1. This is a second appeal against a decree passed by the learned Subordinate Judge of Jhansi in first appeal. The suit which gave rise to the appeal was instituted for the recovery of certain sums of money on the bsais of three instruments which were alleged to be promissory notes. In respect of one instrument which was executed by the wife of the defendant-appellant, no decree was passed. In respect of the other two instruments a decree was passed. The only dispute now is about interest upon the sum due on the basis of one of the instruments. About the other instruments there is no dispute. In the instrument which is in dispute, there is no reference to any payment of interest. The document is in these terms:

Due to Kallu Bania for stores purchased the sum of Rs. 649-14-6 (Rupees six hundred and forty-nine annas fourteen and pies six) only.

2. The inconsistency is in the original. It is doubtful whether this can be called a promissory note, but it is so called by the plaintiff and this description was accepted by the defendant. The only question is whether interest should be paid on this sum of Rs. 649 odd because there is no mention of any covenant to pay interest in the instrument itself. I must presume for the purposes of this appeal that this is a promissory note, and under Section 80, Negotiable Instruments Act, interest is payable at the rate of 6 per cent per annum. The further question has arisen whether interest should be paid from the date of the execution of the promissory note or from some future date which may be considered to be the date of demand. The case of Ganpat Tukaram v. Sopana Tukaram 1928 Bom. 35, is authority for the proposition that interest should run from the date of the execution of the instrument. In support of the same proposition there is another case, viz., Khurshid Haq v. Ram Ditta Mal 1928 Lah. 665. On the other side, my attention has been drawn to the case of Prem Lall Sein v. Radha Bulla Kankra 1931 Cal. 140. In the Calcutta case the learned Judge agreed with the view expressed in Ganpat Tukaram v. Sopana Tukaram 1928 Bom. 35, that the money due on a promissory note becomes due at the date of execution if the promissory note is one which is payable on demand. In that view of the matter it would normally be assumed that interest would run from that date because under Section 80, Negotiable Instruments Act, the interest runs from the date when the amount due ought to have been paid. The basis of the decision in the Calcutta case is that the word 'same' in Section 80, Negotiable Instruments Act, refers to 'interest' and not to 'amount due.' If that was so the section would run:

When no rate of interest is specified in the instrument interest on the amount due shall. be calculated at the rate of 6 per cent, per annum from the date at which the interest ought to have been paid by the party charged until tender or realisation of the amount due thereon.

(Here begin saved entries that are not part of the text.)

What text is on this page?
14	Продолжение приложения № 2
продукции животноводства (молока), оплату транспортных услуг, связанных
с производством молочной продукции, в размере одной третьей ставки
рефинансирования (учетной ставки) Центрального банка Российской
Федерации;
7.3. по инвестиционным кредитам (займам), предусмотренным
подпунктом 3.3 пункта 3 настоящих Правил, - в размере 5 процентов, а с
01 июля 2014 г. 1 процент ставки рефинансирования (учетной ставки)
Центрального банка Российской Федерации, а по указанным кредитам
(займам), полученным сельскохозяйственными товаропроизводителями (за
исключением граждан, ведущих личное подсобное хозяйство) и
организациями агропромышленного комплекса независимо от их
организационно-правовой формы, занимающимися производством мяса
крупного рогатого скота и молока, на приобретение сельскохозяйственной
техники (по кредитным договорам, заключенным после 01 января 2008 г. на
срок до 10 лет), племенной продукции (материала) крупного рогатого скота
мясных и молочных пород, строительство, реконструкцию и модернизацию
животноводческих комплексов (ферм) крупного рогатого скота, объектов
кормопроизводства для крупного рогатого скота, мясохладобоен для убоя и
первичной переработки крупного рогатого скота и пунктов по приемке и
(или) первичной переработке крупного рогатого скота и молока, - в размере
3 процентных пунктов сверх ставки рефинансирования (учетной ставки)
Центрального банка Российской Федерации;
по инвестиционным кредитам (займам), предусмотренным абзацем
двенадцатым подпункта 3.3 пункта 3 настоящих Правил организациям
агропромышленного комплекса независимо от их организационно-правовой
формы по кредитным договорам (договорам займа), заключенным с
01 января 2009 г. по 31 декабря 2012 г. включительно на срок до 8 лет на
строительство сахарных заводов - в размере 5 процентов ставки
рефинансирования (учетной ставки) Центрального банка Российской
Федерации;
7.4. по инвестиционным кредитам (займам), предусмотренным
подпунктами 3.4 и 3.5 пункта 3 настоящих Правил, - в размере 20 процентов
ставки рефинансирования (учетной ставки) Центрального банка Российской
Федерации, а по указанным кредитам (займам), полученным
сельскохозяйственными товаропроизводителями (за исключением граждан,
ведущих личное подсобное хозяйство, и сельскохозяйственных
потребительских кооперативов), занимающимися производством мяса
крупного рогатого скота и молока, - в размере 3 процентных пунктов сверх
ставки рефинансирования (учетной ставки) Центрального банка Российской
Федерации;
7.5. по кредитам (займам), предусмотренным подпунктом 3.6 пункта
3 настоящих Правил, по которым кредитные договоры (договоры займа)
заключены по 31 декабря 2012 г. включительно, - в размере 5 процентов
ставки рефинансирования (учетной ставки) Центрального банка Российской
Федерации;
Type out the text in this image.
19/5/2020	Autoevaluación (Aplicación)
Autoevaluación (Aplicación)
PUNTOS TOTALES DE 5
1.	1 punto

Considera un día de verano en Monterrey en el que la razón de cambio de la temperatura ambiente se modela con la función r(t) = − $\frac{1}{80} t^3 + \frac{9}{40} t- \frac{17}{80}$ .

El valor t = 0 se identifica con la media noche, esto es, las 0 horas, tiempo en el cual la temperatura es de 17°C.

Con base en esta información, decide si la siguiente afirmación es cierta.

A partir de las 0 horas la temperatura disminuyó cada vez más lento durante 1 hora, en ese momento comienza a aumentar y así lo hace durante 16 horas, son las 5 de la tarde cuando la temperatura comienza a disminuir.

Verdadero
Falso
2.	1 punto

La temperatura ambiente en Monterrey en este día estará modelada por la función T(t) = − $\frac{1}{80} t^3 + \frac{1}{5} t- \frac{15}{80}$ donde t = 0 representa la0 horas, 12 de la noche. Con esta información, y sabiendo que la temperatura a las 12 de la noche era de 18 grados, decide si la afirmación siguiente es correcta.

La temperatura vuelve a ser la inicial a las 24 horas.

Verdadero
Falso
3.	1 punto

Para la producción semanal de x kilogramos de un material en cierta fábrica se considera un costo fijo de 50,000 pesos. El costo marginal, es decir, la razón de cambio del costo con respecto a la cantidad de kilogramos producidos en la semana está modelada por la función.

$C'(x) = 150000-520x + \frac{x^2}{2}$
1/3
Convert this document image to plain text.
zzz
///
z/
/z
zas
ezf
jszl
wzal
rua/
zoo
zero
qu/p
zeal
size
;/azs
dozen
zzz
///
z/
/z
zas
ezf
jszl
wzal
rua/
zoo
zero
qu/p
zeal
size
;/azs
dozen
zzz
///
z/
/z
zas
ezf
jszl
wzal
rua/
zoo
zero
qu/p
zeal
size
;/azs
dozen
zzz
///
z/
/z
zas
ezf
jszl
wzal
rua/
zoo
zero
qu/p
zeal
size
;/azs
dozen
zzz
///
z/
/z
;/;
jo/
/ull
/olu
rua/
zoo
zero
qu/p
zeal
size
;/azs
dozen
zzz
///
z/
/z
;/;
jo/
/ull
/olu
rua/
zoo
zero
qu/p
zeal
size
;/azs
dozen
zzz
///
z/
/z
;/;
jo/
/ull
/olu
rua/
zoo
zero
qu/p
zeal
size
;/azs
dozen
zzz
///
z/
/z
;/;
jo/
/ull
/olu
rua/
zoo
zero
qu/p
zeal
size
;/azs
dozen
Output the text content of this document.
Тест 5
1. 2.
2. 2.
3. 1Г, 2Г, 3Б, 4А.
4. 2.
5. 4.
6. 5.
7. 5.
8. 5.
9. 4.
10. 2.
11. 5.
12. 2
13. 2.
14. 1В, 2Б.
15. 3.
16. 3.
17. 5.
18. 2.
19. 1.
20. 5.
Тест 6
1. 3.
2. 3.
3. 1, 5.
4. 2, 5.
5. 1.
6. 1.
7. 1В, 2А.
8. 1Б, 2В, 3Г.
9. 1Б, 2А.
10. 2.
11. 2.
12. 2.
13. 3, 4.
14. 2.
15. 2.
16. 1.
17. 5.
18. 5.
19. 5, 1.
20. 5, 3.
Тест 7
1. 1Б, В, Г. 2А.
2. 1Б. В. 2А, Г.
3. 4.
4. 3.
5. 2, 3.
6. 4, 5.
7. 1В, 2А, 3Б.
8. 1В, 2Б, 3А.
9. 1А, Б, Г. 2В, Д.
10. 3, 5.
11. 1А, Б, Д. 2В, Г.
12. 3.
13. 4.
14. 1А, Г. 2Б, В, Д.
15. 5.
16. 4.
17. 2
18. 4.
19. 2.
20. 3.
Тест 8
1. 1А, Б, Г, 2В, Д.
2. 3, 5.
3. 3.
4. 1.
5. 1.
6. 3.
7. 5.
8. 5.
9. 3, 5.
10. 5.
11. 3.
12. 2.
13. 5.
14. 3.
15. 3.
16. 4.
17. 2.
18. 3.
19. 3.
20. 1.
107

3. If this were the wording of the section, it seems to me that it would be meaningless because interest could not be calculated until it became due and interest could not become due so that it ought to have been paid before the date from which it could be calculated. I therefore consider that the view taken by the Bombay High Court in Ganpat Tukaram v. Sopana Tukaram 1928 Bom. 35, is the proper view. In the result the appeal is allowed and the decree of the lower appellate Court is varied to this extent that instead of interest being charged on the first promissory note at the rate of 2 per cent per mensem, interest shall be charged at the rate of 6 per cent per annum. Interest shall run from the date of the execution of the promissory note. In other respects the order of the Court below shall stand. The appellant will get 3-4th of his costs in this Court and the order for costs in the Courts below shall stand.